In the first issue of "Captain America: Steve Rogers", Steve and his mother were recruited to join the nefarious organization in the 1920s. In the comic, written by Nick Spencer and drawn by Jesus Saiz, Cap even betrays one of his fellow Marvel superheroes and boldly states, "Hail Hydra."
Tom says, "We knew it would be like slapping people in the face. His mission is to further the goals and beliefs of Hydra. If that involves taking down the Marvel universe, sure. (But) it may not be as simple as that. It's not like he's exchanged his white hat for a black hat - it's a green hat."

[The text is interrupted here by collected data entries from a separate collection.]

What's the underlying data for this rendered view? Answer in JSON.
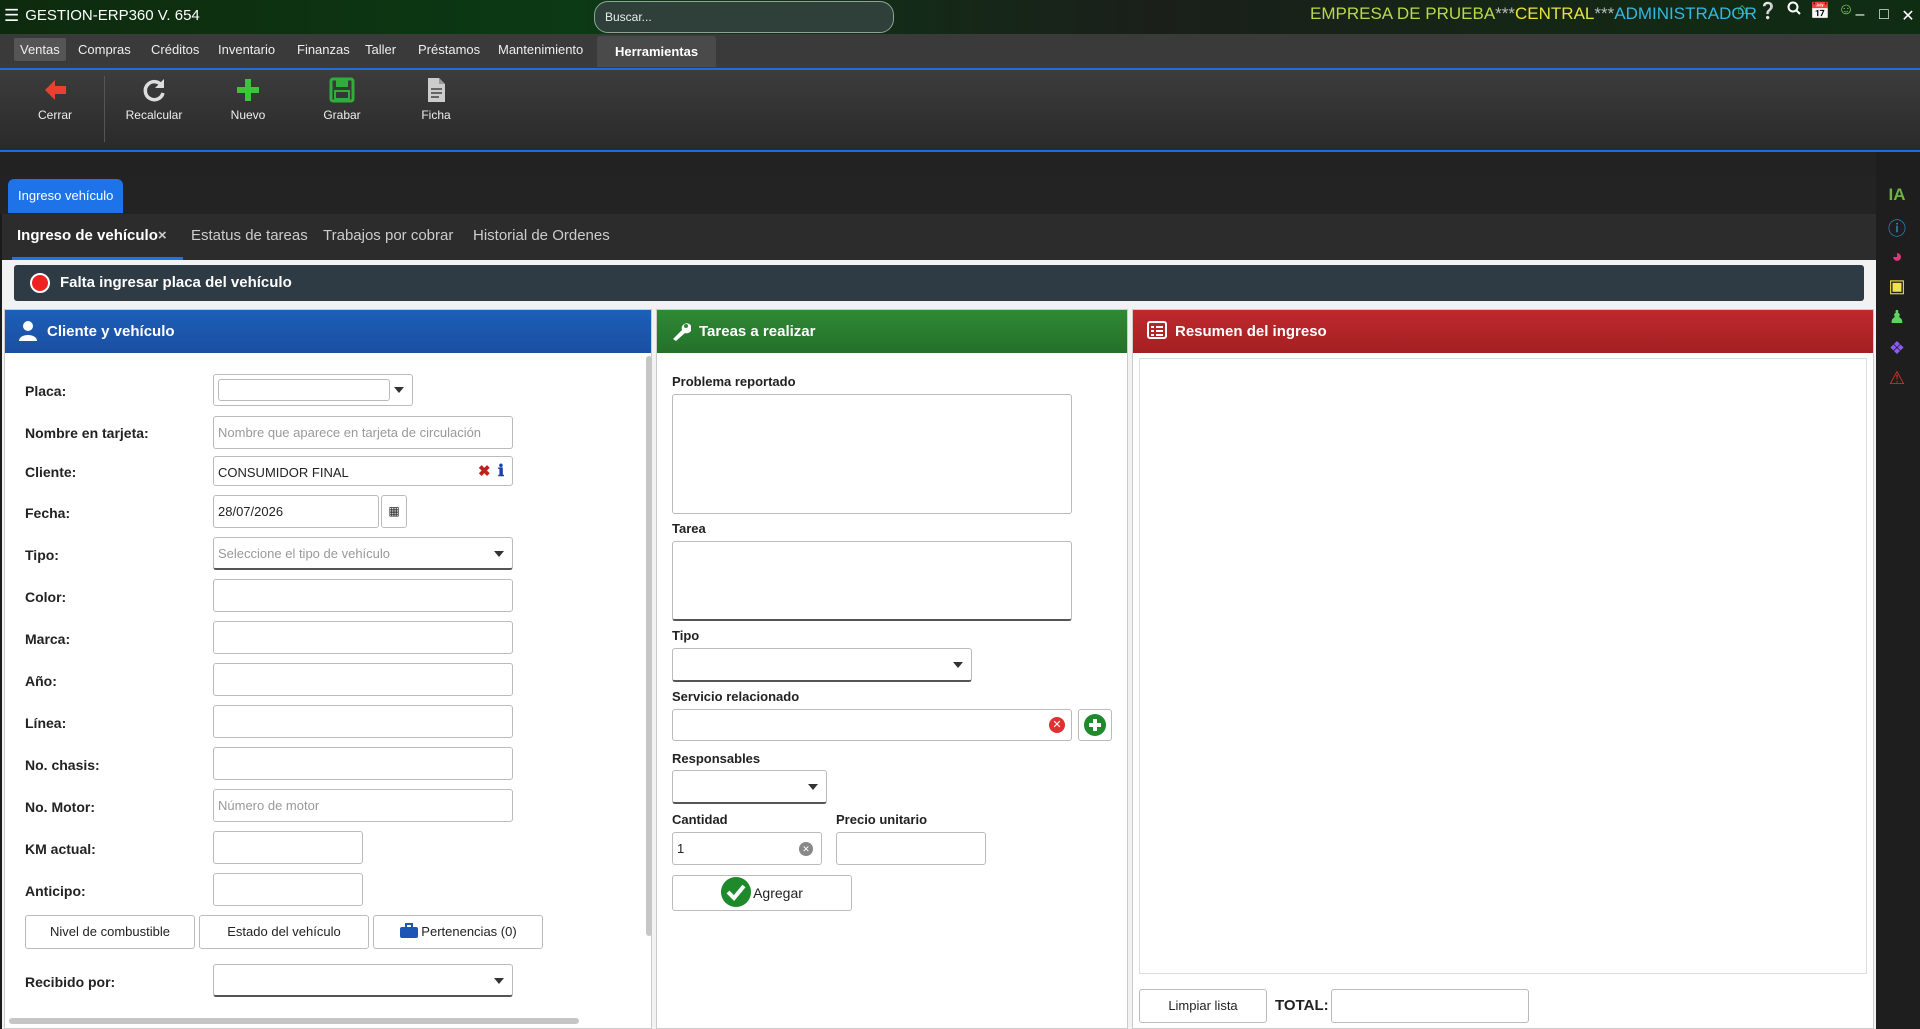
{
  "app": {
    "title": "GESTION-ERP360 V. 654",
    "search_placeholder": "Buscar...",
    "company": "EMPRESA DE PRUEBA",
    "separator": "***",
    "branch": "CENTRAL",
    "user": "ADMINISTRADOR",
    "top_icons": [
      "home-icon",
      "help-icon",
      "search-icon",
      "calendar-icon",
      "smiley-icon"
    ],
    "window_controls": [
      "minimize-icon",
      "maximize-icon",
      "close-icon"
    ]
  },
  "menu": {
    "items": [
      "Ventas",
      "Compras",
      "Créditos",
      "Inventario",
      "Finanzas",
      "Taller",
      "Préstamos",
      "Mantenimiento"
    ],
    "tool_tab": "Herramientas"
  },
  "toolbar": {
    "close_label": "Cerrar",
    "recalc_label": "Recalcular",
    "new_label": "Nuevo",
    "save_label": "Grabar",
    "sheet_label": "Ficha"
  },
  "window_tab": "Ingreso vehículo",
  "subtabs": [
    "Ingreso de vehículo",
    "Estatus de tareas",
    "Trabajos por cobrar",
    "Historial de Ordenes"
  ],
  "subtab_close": "×",
  "alert": "Falta ingresar placa del vehículo",
  "dock": {
    "ia_label": "IA",
    "icons": [
      "info-icon",
      "dashboard-icon",
      "note-icon",
      "user-icon",
      "puzzle-icon",
      "warning-icon"
    ]
  },
  "client_panel": {
    "title": "Cliente y vehículo",
    "labels": {
      "placa": "Placa:",
      "nombre": "Nombre en tarjeta:",
      "cliente": "Cliente:",
      "fecha": "Fecha:",
      "tipo": "Tipo:",
      "color": "Color:",
      "marca": "Marca:",
      "anio": "Año:",
      "linea": "Línea:",
      "chasis": "No. chasis:",
      "motor": "No. Motor:",
      "km": "KM actual:",
      "anticipo": "Anticipo:",
      "recibido": "Recibido por:"
    },
    "nombre_placeholder": "Nombre que aparece en tarjeta de circulación",
    "cliente_value": "CONSUMIDOR FINAL",
    "fecha_value": "28/07/2026",
    "tipo_placeholder": "Seleccione el tipo de vehículo",
    "motor_placeholder": "Número de motor",
    "buttons": {
      "fuel": "Nivel de combustible",
      "state": "Estado del vehículo",
      "belongings": "Pertenencias (0)"
    }
  },
  "tasks_panel": {
    "title": "Tareas a realizar",
    "problem_label": "Problema reportado",
    "task_label": "Tarea",
    "type_label": "Tipo",
    "service_label": "Servicio relacionado",
    "responsible_label": "Responsables",
    "qty_label": "Cantidad",
    "qty_value": "1",
    "price_label": "Precio unitario",
    "add_label": "Agregar"
  },
  "summary_panel": {
    "title": "Resumen del ingreso",
    "clear_label": "Limpiar lista",
    "total_label": "TOTAL:"
  }
}
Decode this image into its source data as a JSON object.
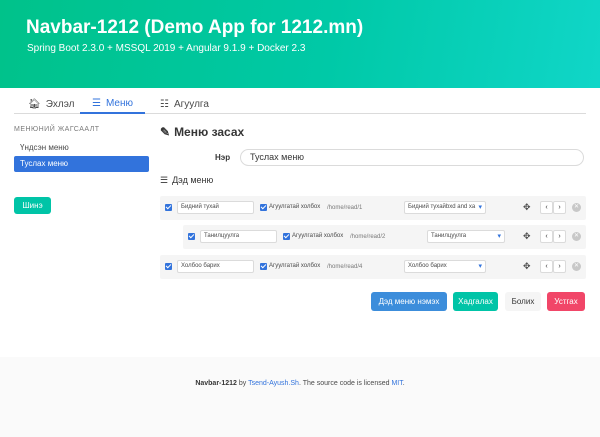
{
  "hero": {
    "title": "Navbar-1212 (Demo App for 1212.mn)",
    "subtitle": "Spring Boot 2.3.0 + MSSQL 2019 + Angular 9.1.9 + Docker 2.3"
  },
  "tabs": [
    {
      "label": "Эхлэл",
      "icon": "home-icon",
      "active": false
    },
    {
      "label": "Меню",
      "icon": "menu-icon",
      "active": true
    },
    {
      "label": "Агуулга",
      "icon": "list-icon",
      "active": false
    }
  ],
  "sidebar": {
    "label": "МЕНЮНИЙ ЖАГСААЛТ",
    "items": [
      {
        "label": "Үндсэн меню",
        "active": false
      },
      {
        "label": "Туслах меню",
        "active": true
      }
    ],
    "new_label": "Шинэ"
  },
  "form": {
    "title": "Меню засах",
    "name_label": "Нэр",
    "name_value": "Туслах меню",
    "submenu_title": "Дэд меню"
  },
  "rows": [
    {
      "name": "Бидний тухай",
      "checked": true,
      "custom_label": "Агуулгатай холбох",
      "custom_checked": true,
      "path": "/home/read/1",
      "select": "Бидний тухайbxd and xa"
    },
    {
      "name": "Танилцуулга",
      "checked": true,
      "custom_label": "Агуулгатай холбох",
      "custom_checked": true,
      "path": "/home/read/2",
      "select": "Танилцуулга"
    },
    {
      "name": "Холбоо барих",
      "checked": true,
      "custom_label": "Агуулгатай холбох",
      "custom_checked": true,
      "path": "/home/read/4",
      "select": "Холбоо барих"
    }
  ],
  "actions": {
    "add_sub": "Дэд меню нэмэх",
    "save": "Хадгалах",
    "cancel": "Болих",
    "delete": "Устгах"
  },
  "footer": {
    "brand": "Navbar-1212",
    "by": " by ",
    "author": "Tsend-Ayush.Sh",
    "mid": ". The source code is licensed ",
    "license": "MIT",
    "end": "."
  },
  "colors": {
    "primary": "#3273dc",
    "accent": "#00c4a7",
    "danger": "#f14668"
  }
}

Tom reveals the story has been in place for a while. "Having this go on in the middle of this odd and offbeat and contentious presidential primary process, and all of the stuff going on in the world right now, we guessed right," he explains, "This in a sense feels more relevant right now than it would have a year ago."
The story was developed when Falcon a.k.a. Sam Wilson took over as Captain America with Steve being rejuvenated by the Cosmic Cube. Tom promises, "It will go to some scary and shocking places if it hasn't already. Suddenly there's a whole other wrinkle to all of it. Any cover with Steve Rogers takes on a slightly different dimension because you have information that no one else in that picture has."
"The idea of Captain America means something very primal and very strong to the people of this nation, and they have a very visceral reaction when you get to something like that. You want people to feel and react to your story. So far, so good," he continues.
The second issue of "Captain America: Steve Rogers" will lay out a better understanding of how Cap's managed to work as an undercover agent all these years. Later issues will dig into new sides of who Steve Rogers is.